(353 words) “After the ball” - the story of the famous writer Leo Tolstoy about how just one case can change our understanding of the world. In this work, the character Pyotr Vladislavich, the father of Varenka and the colonel, about which we will tell in more detail, appears.
The first time we meet Pyotr Vladislavich at a ball. He is beautiful, beautifully built, has a pleasant appearance - a ruddy face, tall, affectionate smile. The colonel loves his daughter Varenka very much, he’s ready to do anything for her - even to dance a mazurka when he doesn’t want to: “Everything must be according to the law”. He dances beautifully - vigorously, with a gleam in his eyes, although not young anymore. Looking at them, the narrator experiences enthusiastic emotion, because it is noticeable that his father’s feelings are sincere and touching. He also notes the following detail - that the father wears “unfashionable” quadrangular boots, and not sharp ones, in order to save money on providing his daughter so that she does not need anything. After the dance, "with some effort, he raised himself gently, sweetly, wrapped his hands around his daughter's ears and kissed him on the forehead." This scene is riddled with love, the reader cannot but notice it.

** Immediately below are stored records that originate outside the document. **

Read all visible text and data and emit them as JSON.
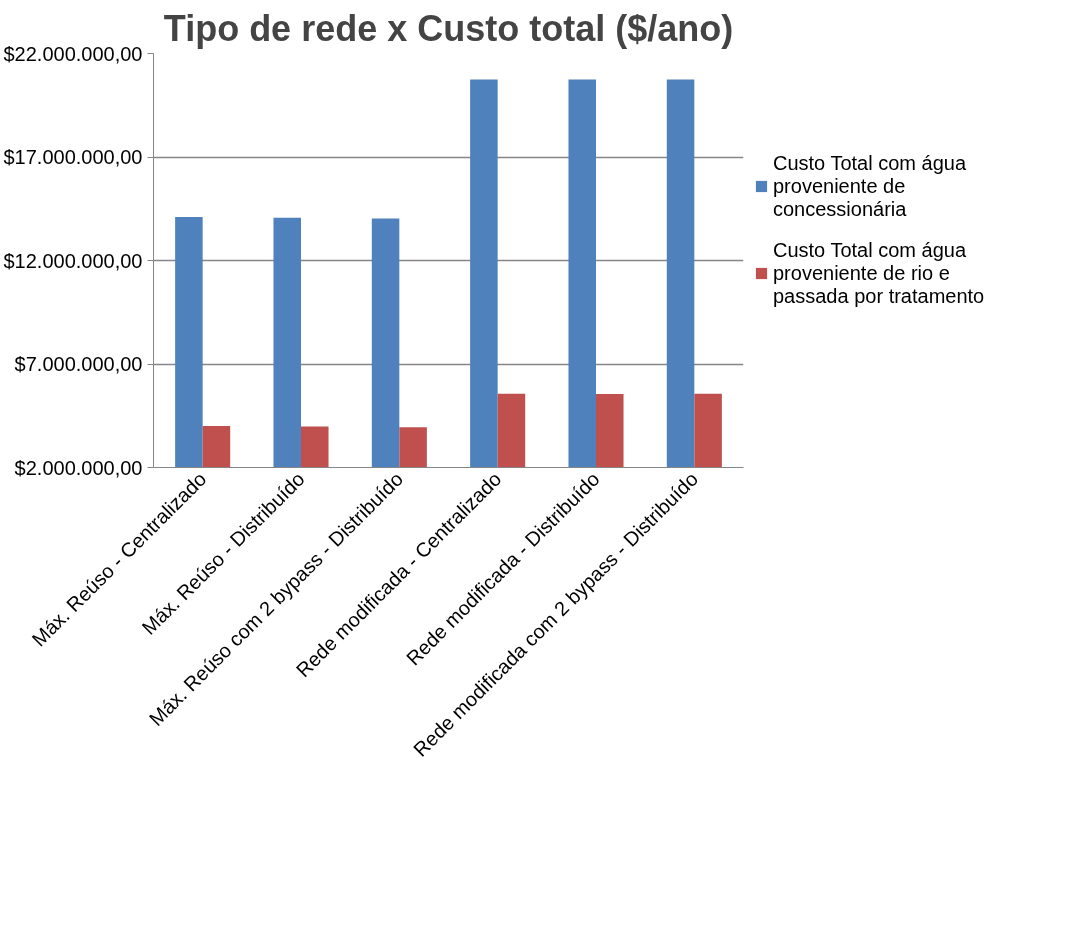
{
  "chart_data": {
    "type": "bar",
    "title": "Tipo de rede x Custo total ($/ano)",
    "categories": [
      "Máx. Reúso - Centralizado",
      "Máx. Reúso - Distribuído",
      "Máx. Reúso com 2 bypass - Distribuído",
      "Rede modificada - Centralizado",
      "Rede modificada - Distribuído",
      "Rede modificada com 2 bypass - Distribuído"
    ],
    "series": [
      {
        "name": "Custo Total com água proveniente de concessionária",
        "color": "#4f81bd",
        "values": [
          14100000,
          14060000,
          14030000,
          20740000,
          20740000,
          20740000
        ]
      },
      {
        "name": "Custo Total com água proveniente de rio e passada por tratamento",
        "color": "#c0504d",
        "values": [
          4000000,
          3980000,
          3950000,
          5560000,
          5550000,
          5560000
        ]
      }
    ],
    "ylim": [
      2000000,
      22000000
    ],
    "yticks": [
      {
        "value": 2000000,
        "label": "$2.000.000,00"
      },
      {
        "value": 7000000,
        "label": "$7.000.000,00"
      },
      {
        "value": 12000000,
        "label": "$12.000.000,00"
      },
      {
        "value": 17000000,
        "label": "$17.000.000,00"
      },
      {
        "value": 22000000,
        "label": "$22.000.000,00"
      }
    ],
    "grid": "y",
    "legend": "right"
  }
}
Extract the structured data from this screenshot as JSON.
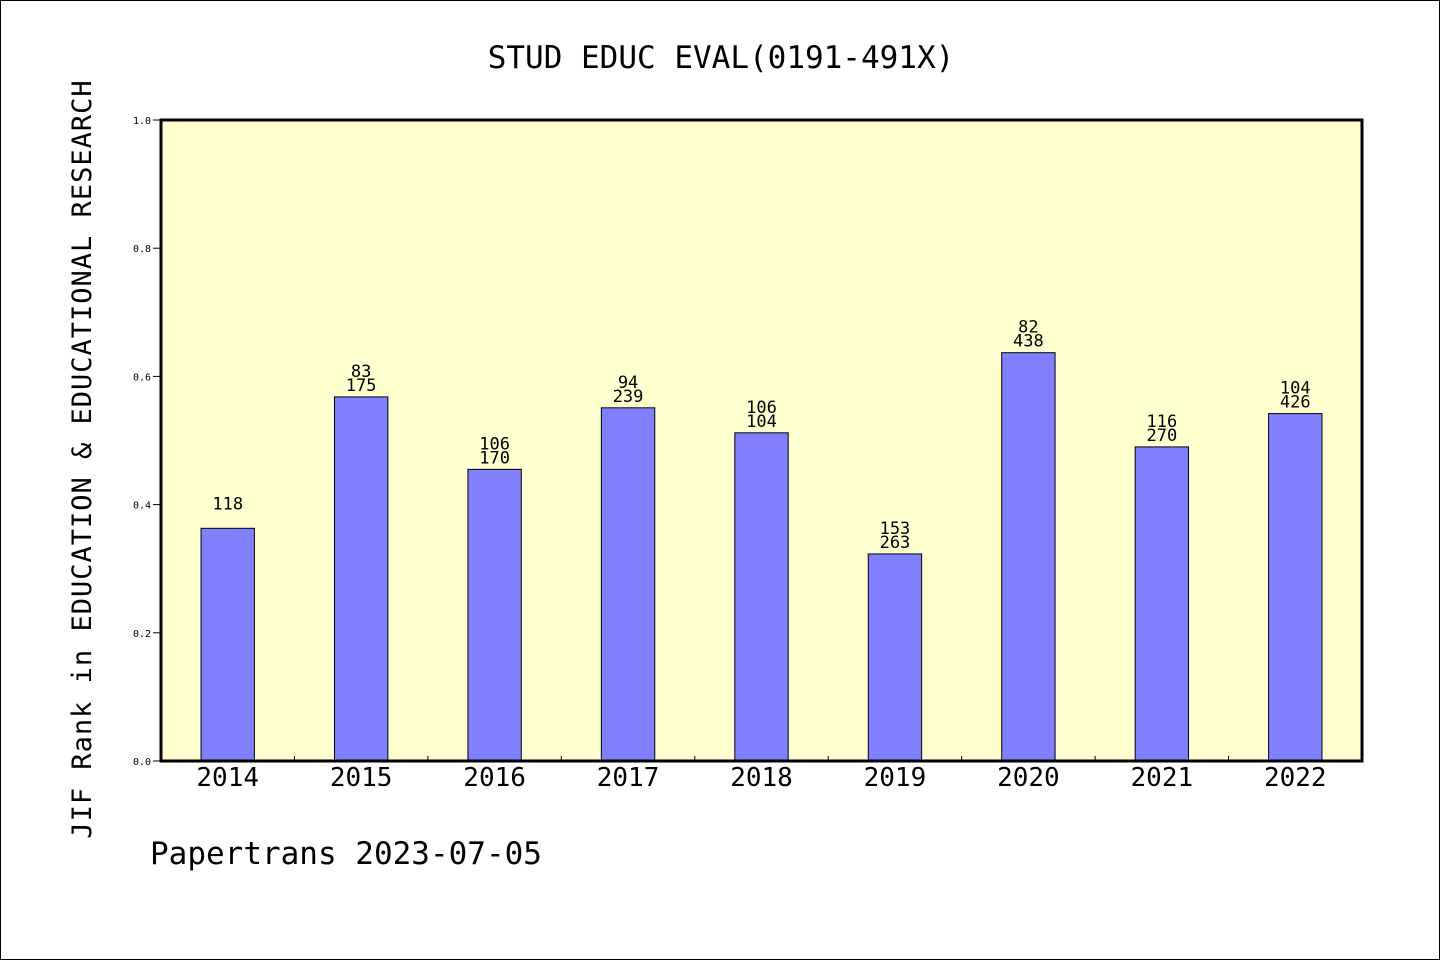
{
  "chart_data": {
    "type": "bar",
    "title": "STUD EDUC EVAL(0191-491X)",
    "xlabel": "",
    "ylabel": "JIF Rank in EDUCATION & EDUCATIONAL RESEARCH",
    "ylim": [
      0.0,
      1.0
    ],
    "yticks": [
      "0.0",
      "0.2",
      "0.4",
      "0.6",
      "0.8",
      "1.0"
    ],
    "categories": [
      "2014",
      "2015",
      "2016",
      "2017",
      "2018",
      "2019",
      "2020",
      "2021",
      "2022"
    ],
    "values": [
      0.363,
      0.568,
      0.455,
      0.551,
      0.512,
      0.323,
      0.637,
      0.49,
      0.542
    ],
    "bar_labels": [
      [
        "118"
      ],
      [
        "83",
        "175"
      ],
      [
        "106",
        "170"
      ],
      [
        "94",
        "239"
      ],
      [
        "106",
        "104"
      ],
      [
        "153",
        "263"
      ],
      [
        "82",
        "438"
      ],
      [
        "116",
        "270"
      ],
      [
        "104",
        "426"
      ]
    ],
    "grid": false,
    "legend": "none",
    "colors": {
      "plot_background": "#ffffd0",
      "bar_fill": "#8080ff",
      "bar_edge": "#000000"
    }
  },
  "footer": {
    "text": "Papertrans 2023-07-05"
  }
}
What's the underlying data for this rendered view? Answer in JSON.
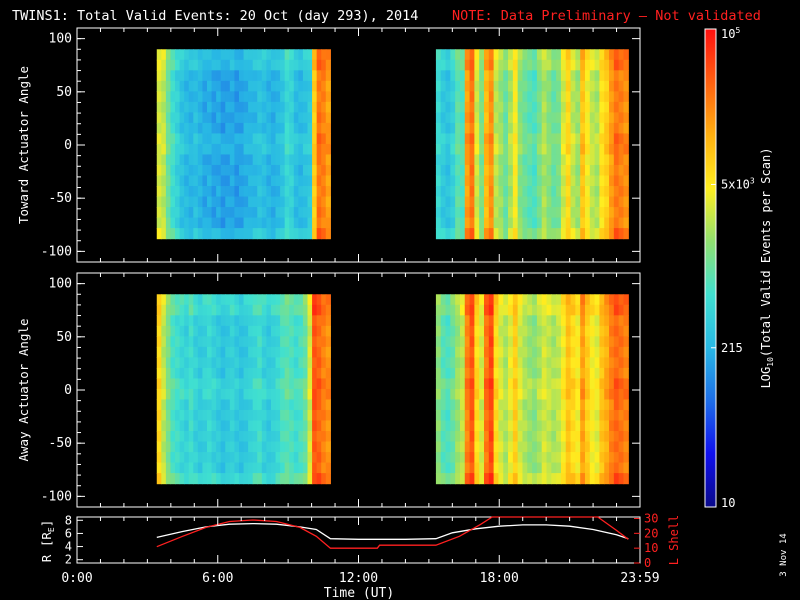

But when the narrator accidentally meets Pyotr Vladislavich after the ball, he becomes like a different person. Carrying out his duties, he persecutes the Tatar with his back mutilated from violence for desertion. At first it seems to us that this situation is unpleasant for him, because when his companions beat the prisoner with a stick, he “walked beside him and, looking at himself under his feet, then at the punished person, sucked in air, puffing out his cheeks, and slowly released him through his protruding lip " But then the following happens - the colonel in anger begins to beat one of the soldiers in the face due to the fact that he badly beats the hostage. Noticing the narrator, he pretends not to notice him, and quickly turns away. Obviously, this is because he is ashamed.
This situation scares the narrator. He is trying to find excuses for Peter Vladislavich, referring to the fact that he does not have complete information, but the confident actions of the colonel and soldiers convince him of the opposite. This scene defines his whole life. He could not become a military man or enroll in any other public service.
Thus, Father Varenka is an example of how people lead a double life, deceiving loved ones and themselves. At first he appears to us as a good father who loves his daughter, and then as an evil tyrant who makes others suffer.